Cultivate the equable, cheerful, unruffled mind. Keep coal, calm, composed and collected always, and especially in times of crisis. Never give way to depression, doubt or despair. That was one of the secrets of Marlbrough’s success in his worrying continental campaigns. If he could “ride the whirlwind and direct the storm” at Blenheim, Malplaquet, Unguarded and elsewhere, it was because his detached and invincible calm gave everyone else confidence. Stalin the Russian had the same imperturbable characteristic. It was one of the powers of Cromwell on the battlefield also.

Saturday, September 11, 2010

Taking stock of your needs

In the last post, in taking stock of oneself as body, mind and spirit, inevitably one had to consider certain needs of those entities, such as food for the mind and food for the body. But the consideration was not exhaustive. There are other important necessities such as clothing and shelter for the body, and travel and other educative influences upon the mind.

It is wise to find out all your individual needs as distinct from the elementary needs that you share with your fellows. Here most people make a great mistake. They confuse their own needs or even their own desires with other people. This is setting up a false and unreal standard of values for yourself out of which no good can come to you.

For example, if you are utterly unmusical it is folly to say: “Music is good.

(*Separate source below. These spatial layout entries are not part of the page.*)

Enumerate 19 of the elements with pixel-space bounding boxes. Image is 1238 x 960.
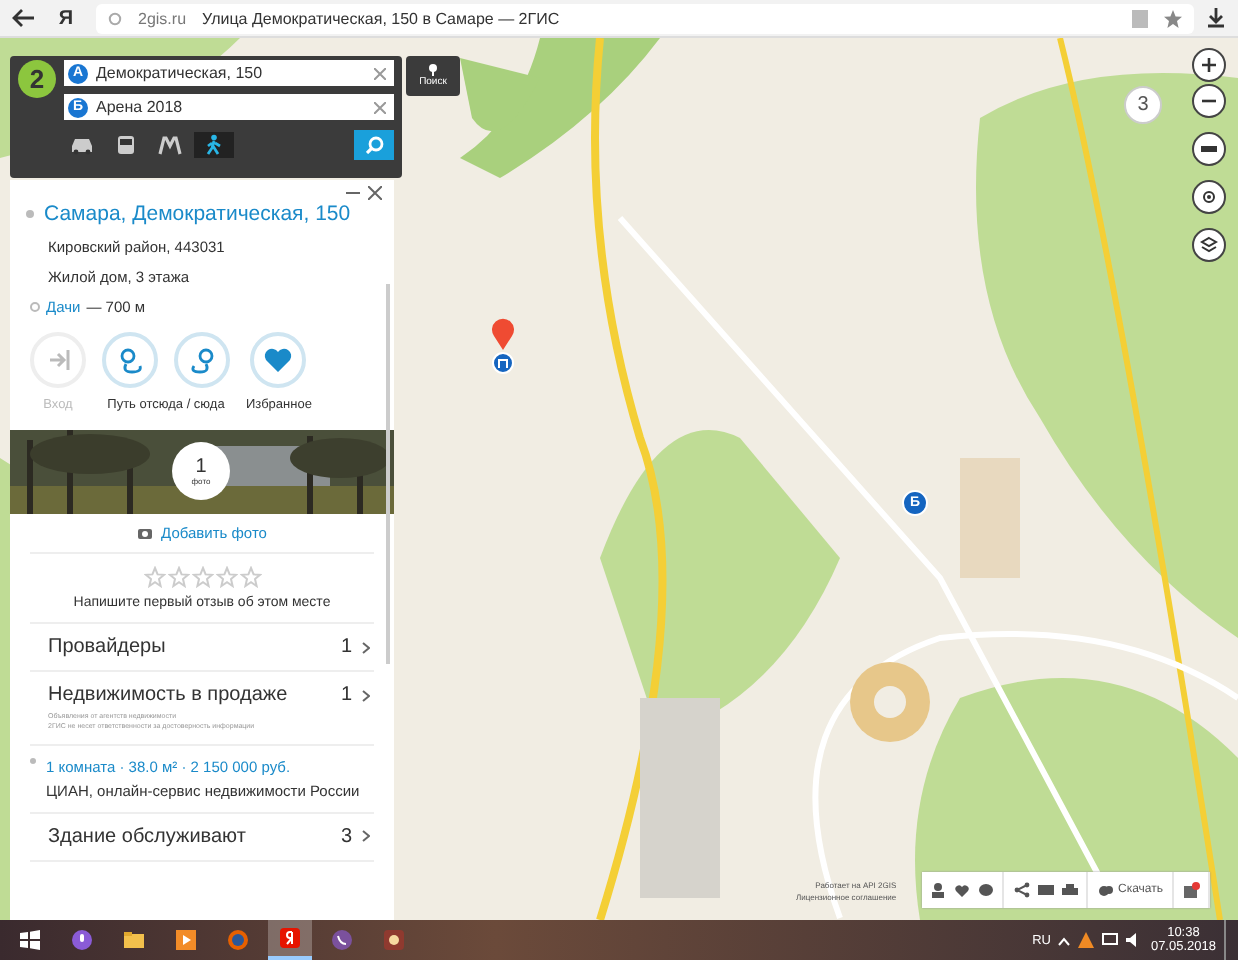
windows-icon bbox=[20, 930, 40, 950]
folder-icon bbox=[122, 928, 146, 952]
taskbar-app[interactable] bbox=[268, 920, 312, 960]
star-icon[interactable] bbox=[1164, 9, 1182, 27]
show-desktop-icon[interactable] bbox=[1224, 920, 1230, 960]
network-icon[interactable] bbox=[1102, 932, 1119, 948]
app-icon bbox=[174, 928, 198, 952]
browser-logo[interactable]: Я bbox=[48, 7, 84, 29]
back-icon[interactable] bbox=[12, 8, 36, 28]
app-icon bbox=[330, 928, 354, 952]
app-icon bbox=[226, 928, 250, 952]
site-domain: 2gis.ru bbox=[138, 9, 187, 27]
download-icon[interactable] bbox=[1206, 8, 1226, 28]
app-icon bbox=[382, 928, 406, 952]
page-title: Улица Демократическая, 150 в Самаре — 2ГИС bbox=[202, 9, 560, 27]
warning-icon[interactable] bbox=[1078, 932, 1095, 948]
app-icon bbox=[278, 926, 302, 950]
microphone-icon bbox=[72, 930, 92, 950]
address-bar[interactable]: 2gis.ru Улица Демократическая, 150 в Самаре — 2ГИС bbox=[96, 3, 1194, 33]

Others find it so. I ought to like it and ought to have it. Therefore, though bored, I will go to operas and promenade concerts because it is the thing to do. Moreover I shall he despised by my musical friends if I do not go. It is the conventional thing to know and appreciate music.”

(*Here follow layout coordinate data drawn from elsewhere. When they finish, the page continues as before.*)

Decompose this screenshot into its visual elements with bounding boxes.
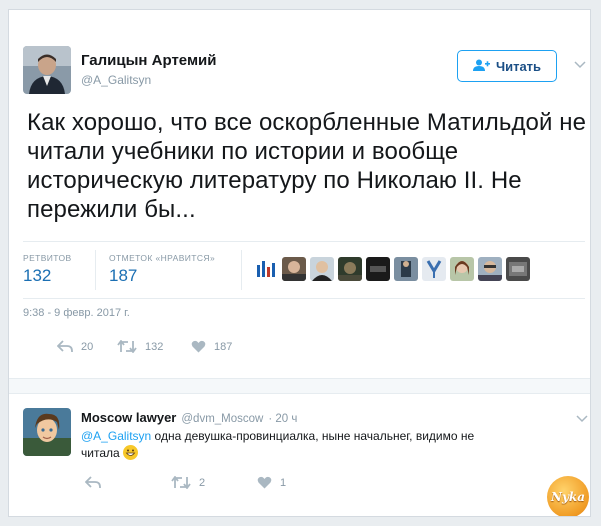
chevron-down-icon[interactable] xyxy=(576,412,588,426)
divider xyxy=(23,241,585,242)
follow-button[interactable]: Читать xyxy=(457,50,557,82)
heart-icon xyxy=(257,476,272,489)
section-separator xyxy=(9,378,590,394)
tweet-card: Галицын Артемий @A_Galitsyn Читать Как х… xyxy=(8,9,591,517)
liker-avatar[interactable] xyxy=(366,257,390,281)
reply-icon xyxy=(85,476,101,488)
watermark-logo: Nyka xyxy=(547,476,589,516)
reply-like-button[interactable]: 1 xyxy=(257,476,286,489)
liker-avatar[interactable] xyxy=(282,257,306,281)
divider xyxy=(23,298,585,299)
tweet-timestamp[interactable]: 9:38 - 9 февр. 2017 г. xyxy=(23,307,130,319)
reply-reply-button[interactable] xyxy=(85,476,101,489)
retweet-count: 132 xyxy=(145,340,164,353)
follow-button-label: Читать xyxy=(495,58,542,74)
retweet-button[interactable]: 132 xyxy=(117,340,163,353)
like-button[interactable]: 187 xyxy=(191,340,232,353)
reply-button[interactable]: 20 xyxy=(57,340,93,353)
like-count: 187 xyxy=(214,340,233,353)
author-handle[interactable]: @A_Galitsyn xyxy=(81,73,151,87)
liker-avatar[interactable] xyxy=(338,257,362,281)
liker-avatar[interactable] xyxy=(254,257,278,281)
liker-avatars xyxy=(254,257,530,281)
reply-header: Moscow lawyer @dvm_Moscow · 20 ч xyxy=(81,410,297,425)
likes-label: ОТМЕТОК «НРАВИТСЯ» xyxy=(109,253,216,263)
stat-separator xyxy=(95,250,96,290)
liker-avatar[interactable] xyxy=(506,257,530,281)
likes-count[interactable]: 187 xyxy=(109,266,137,286)
add-user-icon xyxy=(472,59,490,74)
reply-time[interactable]: · 20 ч xyxy=(268,413,297,425)
chevron-down-icon[interactable] xyxy=(574,58,586,72)
reply-author-avatar[interactable] xyxy=(23,408,71,456)
reply-icon xyxy=(57,340,73,352)
retweet-icon xyxy=(171,476,191,489)
heart-icon xyxy=(191,340,206,353)
grinning-emoji-icon xyxy=(123,445,139,460)
watermark-text: Nyka xyxy=(550,490,586,504)
tweet-text: Как хорошо, что все оскорбленные Матильд… xyxy=(27,109,587,223)
mention-link[interactable]: @A_Galitsyn xyxy=(81,429,151,443)
liker-avatar[interactable] xyxy=(394,257,418,281)
stat-separator xyxy=(241,250,242,290)
reply-count: 20 xyxy=(81,340,94,353)
reply-text: @A_Galitsyn одна девушка-провинциалка, н… xyxy=(81,428,481,462)
retweet-icon xyxy=(117,340,137,353)
retweets-count[interactable]: 132 xyxy=(23,266,51,286)
liker-avatar[interactable] xyxy=(422,257,446,281)
reply-like-count: 1 xyxy=(280,476,287,489)
liker-avatar[interactable] xyxy=(310,257,334,281)
retweets-label: РЕТВИТОВ xyxy=(23,253,72,263)
liker-avatar[interactable] xyxy=(478,257,502,281)
author-name[interactable]: Галицын Артемий xyxy=(81,52,216,69)
reply-author-handle[interactable]: @dvm_Moscow xyxy=(181,413,263,425)
liker-avatar[interactable] xyxy=(450,257,474,281)
reply-author-name[interactable]: Moscow lawyer xyxy=(81,410,176,425)
reply-retweet-count: 2 xyxy=(199,476,206,489)
reply-retweet-button[interactable]: 2 xyxy=(171,476,205,489)
author-avatar[interactable] xyxy=(23,46,71,94)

Would you attend the National Gallery or visit museums if you were blind? No. Then why go to concerts if you are tone-deaf or bored stiff by classical music? Better spend your time (which is your life) and your money (which is the stored up harvest of your life) on something which gives you some return for the expenditure. Upon this matter, never mind what others say or think. You and you alone, are the criterion of your life’s values. Music, art and literature are great things, indeed of inestimable value to some of us. But if after a fair trial they are not great things to you, cut them out ruthlessly.

Tuesday, September 7, 2010

Can adequate sleep be attained by will and habit?

It is an interesting speculation. Such evidence as I have seems to say not. A strong will seem helpless here. Too much sleep or too little which is the greater evil? Arnold Bennett once spoke of people who “sleep themselves stupid.” (But he himself suffered terribly from sleeplessness, especially in later life.) I doubt if people ever sleep to stupidity. Too little sleep is certainly bad for mental and physical health, much worse than inadequate food or drink.

Also take care not to be over strenuous in games or sports, especially as you grow older. Most people indulge too long in what is unsuited to their years. (But a strained muscle can be painful: a strained heart dangerous.) Other people, as life goes on, drop all, or nearly all, sports and games. Physical drill, too, they come to find boring. The daily routine of livelihood and use and wont absorbs all their energies. Their bodies, the law of which is exercise, suffer accordingly.

Special baths, which are equivalent to exercise, such as Turkish baths and the like, are worth experimenting with, for they are enjoyable and beneficial. Massage by professionals is expensive but beneficial, so self massage of the whole body can be learned and carried out daily. This is enjoyable, beneficial, pleasurable and quite inexpensive, so no more need be said of it here.